Integral Using Residue Theorem?

[yeahhyeahyeah]

Homework Statement

the integral of 1/(1+x^4) from -infinity to +infinity

Homework Equations

Residue theorem.

The Attempt at a Solution

1/(1+z^4) so z^4 = -1

I know I should be using the residues at z = -sqrt(i) and z= i*sqrt(i)

I am getting a complex number as an answer which makes no sense

residue at z = -sqrt(i) = 1/(4*i*sqrt(i))
and at z = i*sqrt(i) = 1/(4*sqrt(i))

and therefore integral of (1/1+z^4) = 2pi*i* sum of those residues


Am I on the right track?

 

[Winzer]

This is a tricky. When else does z^4+1 =0? Maybe at z=e^{i\frac{\pi}{4}}.
Can you get it from here?

 

[lanedance]

been a while since I've done these, but as a start, rather than working with sqrt i, which i don't think is unique, I would find the singularities by first letting
z = r e^{j \theta}

whilst for some integer n
-1 = e^{j\pi(2n+1)}

then the singularities can be found by
z^4 = r^4 e^{j 4 \theta} = e^{j\pi(2n+1)}

giving
\theta = \frac{\pi(2n+1)}{4} = \pi(n/2+1/4)

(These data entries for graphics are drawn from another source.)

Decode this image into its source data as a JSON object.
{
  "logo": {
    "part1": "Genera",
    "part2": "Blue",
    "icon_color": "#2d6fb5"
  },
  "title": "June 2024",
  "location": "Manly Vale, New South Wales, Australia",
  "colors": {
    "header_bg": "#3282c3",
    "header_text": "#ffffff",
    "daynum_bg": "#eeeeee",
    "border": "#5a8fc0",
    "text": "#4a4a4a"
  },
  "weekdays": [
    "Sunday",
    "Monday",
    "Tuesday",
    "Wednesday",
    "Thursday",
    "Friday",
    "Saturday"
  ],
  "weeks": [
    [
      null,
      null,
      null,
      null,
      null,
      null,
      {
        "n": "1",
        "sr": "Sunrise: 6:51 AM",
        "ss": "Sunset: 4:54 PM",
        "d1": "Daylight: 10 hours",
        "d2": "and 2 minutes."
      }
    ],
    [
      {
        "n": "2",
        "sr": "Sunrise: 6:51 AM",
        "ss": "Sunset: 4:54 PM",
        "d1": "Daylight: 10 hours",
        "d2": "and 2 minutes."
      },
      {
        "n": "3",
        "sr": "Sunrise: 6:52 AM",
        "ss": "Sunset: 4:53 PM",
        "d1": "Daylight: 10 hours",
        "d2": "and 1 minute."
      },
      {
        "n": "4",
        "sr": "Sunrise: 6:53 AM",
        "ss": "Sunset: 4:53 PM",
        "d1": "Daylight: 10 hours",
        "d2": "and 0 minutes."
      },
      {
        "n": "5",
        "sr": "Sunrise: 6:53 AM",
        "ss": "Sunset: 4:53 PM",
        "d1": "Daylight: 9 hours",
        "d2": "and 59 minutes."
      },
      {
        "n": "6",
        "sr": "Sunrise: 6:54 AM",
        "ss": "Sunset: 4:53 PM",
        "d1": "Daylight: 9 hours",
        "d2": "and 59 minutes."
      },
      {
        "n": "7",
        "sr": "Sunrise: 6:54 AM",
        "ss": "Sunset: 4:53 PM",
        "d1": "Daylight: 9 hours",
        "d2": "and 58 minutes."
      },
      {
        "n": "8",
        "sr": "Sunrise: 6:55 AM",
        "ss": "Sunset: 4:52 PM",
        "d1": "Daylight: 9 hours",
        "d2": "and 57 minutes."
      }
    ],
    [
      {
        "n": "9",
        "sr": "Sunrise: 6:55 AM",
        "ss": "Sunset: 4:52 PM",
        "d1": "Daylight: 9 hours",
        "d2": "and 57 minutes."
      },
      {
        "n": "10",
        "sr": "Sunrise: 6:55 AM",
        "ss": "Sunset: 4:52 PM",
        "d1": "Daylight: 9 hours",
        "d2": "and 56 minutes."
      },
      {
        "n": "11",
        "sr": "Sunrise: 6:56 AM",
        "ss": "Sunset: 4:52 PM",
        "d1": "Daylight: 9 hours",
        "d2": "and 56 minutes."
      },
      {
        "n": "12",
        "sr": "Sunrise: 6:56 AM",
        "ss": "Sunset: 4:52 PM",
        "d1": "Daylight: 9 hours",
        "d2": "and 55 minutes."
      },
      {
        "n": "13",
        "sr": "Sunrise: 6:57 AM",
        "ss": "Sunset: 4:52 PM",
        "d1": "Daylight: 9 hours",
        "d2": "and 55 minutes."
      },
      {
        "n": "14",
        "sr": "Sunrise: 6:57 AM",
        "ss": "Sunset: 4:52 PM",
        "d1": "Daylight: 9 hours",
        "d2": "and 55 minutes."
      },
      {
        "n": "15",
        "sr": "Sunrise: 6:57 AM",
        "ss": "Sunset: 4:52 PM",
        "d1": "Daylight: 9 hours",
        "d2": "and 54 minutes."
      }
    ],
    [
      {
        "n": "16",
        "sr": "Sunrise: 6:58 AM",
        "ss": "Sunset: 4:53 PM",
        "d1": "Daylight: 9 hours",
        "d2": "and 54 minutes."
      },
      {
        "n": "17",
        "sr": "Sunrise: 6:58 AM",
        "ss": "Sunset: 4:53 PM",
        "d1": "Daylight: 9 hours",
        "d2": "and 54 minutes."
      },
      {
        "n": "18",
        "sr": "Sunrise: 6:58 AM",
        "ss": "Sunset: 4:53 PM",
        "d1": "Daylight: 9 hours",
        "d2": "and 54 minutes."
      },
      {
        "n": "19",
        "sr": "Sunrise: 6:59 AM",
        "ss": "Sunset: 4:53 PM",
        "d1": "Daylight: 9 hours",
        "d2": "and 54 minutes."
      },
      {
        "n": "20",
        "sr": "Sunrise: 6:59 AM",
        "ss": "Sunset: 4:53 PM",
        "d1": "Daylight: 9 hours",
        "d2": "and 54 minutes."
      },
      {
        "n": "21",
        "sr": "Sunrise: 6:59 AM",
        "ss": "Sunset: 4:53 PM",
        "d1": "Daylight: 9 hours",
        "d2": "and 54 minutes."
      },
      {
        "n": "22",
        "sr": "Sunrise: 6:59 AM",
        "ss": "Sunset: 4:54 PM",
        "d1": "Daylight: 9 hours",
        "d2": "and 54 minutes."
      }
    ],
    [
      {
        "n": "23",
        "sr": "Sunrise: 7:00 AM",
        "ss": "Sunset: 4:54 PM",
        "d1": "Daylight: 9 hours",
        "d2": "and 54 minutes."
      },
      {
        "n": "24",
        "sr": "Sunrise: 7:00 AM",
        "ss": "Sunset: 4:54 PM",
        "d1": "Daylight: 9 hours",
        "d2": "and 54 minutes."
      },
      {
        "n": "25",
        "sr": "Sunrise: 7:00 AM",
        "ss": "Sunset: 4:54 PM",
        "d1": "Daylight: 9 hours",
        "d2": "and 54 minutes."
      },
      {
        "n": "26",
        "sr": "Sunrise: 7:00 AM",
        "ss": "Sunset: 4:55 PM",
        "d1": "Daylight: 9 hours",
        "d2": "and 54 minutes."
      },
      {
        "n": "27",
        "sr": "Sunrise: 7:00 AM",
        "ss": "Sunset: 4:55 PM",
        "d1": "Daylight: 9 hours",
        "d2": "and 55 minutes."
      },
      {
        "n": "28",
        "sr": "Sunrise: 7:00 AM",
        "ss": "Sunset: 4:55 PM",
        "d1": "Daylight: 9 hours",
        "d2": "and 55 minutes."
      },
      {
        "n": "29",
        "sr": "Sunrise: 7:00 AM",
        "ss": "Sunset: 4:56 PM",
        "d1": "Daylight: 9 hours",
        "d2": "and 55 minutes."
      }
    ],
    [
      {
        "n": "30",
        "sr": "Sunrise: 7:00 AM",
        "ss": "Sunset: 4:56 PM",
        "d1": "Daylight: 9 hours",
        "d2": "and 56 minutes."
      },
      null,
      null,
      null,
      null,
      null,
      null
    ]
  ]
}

which I think will give 4 unique singularities for n = 0, 1, 2, 3

 

[yeahhyeahyeah]

OOOh, I see, I used the singularities and I get pi/sqrt2 which I think is right. Thank you guys so much. I actually have another related question now though. First of all, why does sqrt(i) not work when I use it as z?

Also,

I'm now trying to do:

integral (0 to infinity) of sin(x^2) using residue theorem as well. I can't figure out how to make the substitution.


I don't know when/if you guys will answer that question but thanks so much for your help just now!

 

[lanedance]

well first you didn't find all the singularities (2 out of 4) & sqrt(i) is not unique. There are 2 unique answers, note we try and solve
z^2 = i

so as before
(e^{i \theta})^2 = e^{i 2 \theta} = e^{(2n+1)\pi}

so the 2 solutions in the \theta range [0, 2pi) are
\theta = (n+1/2)\pi} = \pi/2, 3\pi/2

compare it with solving
z^2 = 1
there is a plus & minus solution

that said if i remember residues correctly, you probably only need 2 of them anyway

not too sure about your sin question, but it may be worth trying writing the sin in terms of the sum/differnce of 2 complex exponentials

 

[Winzer]

been a while since I've done these, but as a start, rather than working with sqrt i, which i don't think is unique, I would find the singularities by first letting
z = r e^{j \theta}

whilst for some integer n
-1 = e^{j\pi(2n+1)}

then the singularities can be found by
z^4 = r^4 e^{j 4 \theta} = e^{j\pi(2n+1)}

giving
\theta = \frac{\pi(2n+1)}{4} = \pi(n/2+1/4)

which I think will give 4 unique singularities for n = 0, 1, 2, 3

I agree. Except when you make the semicircle, the poles n=0, 1 are the only ones on the upper half plane.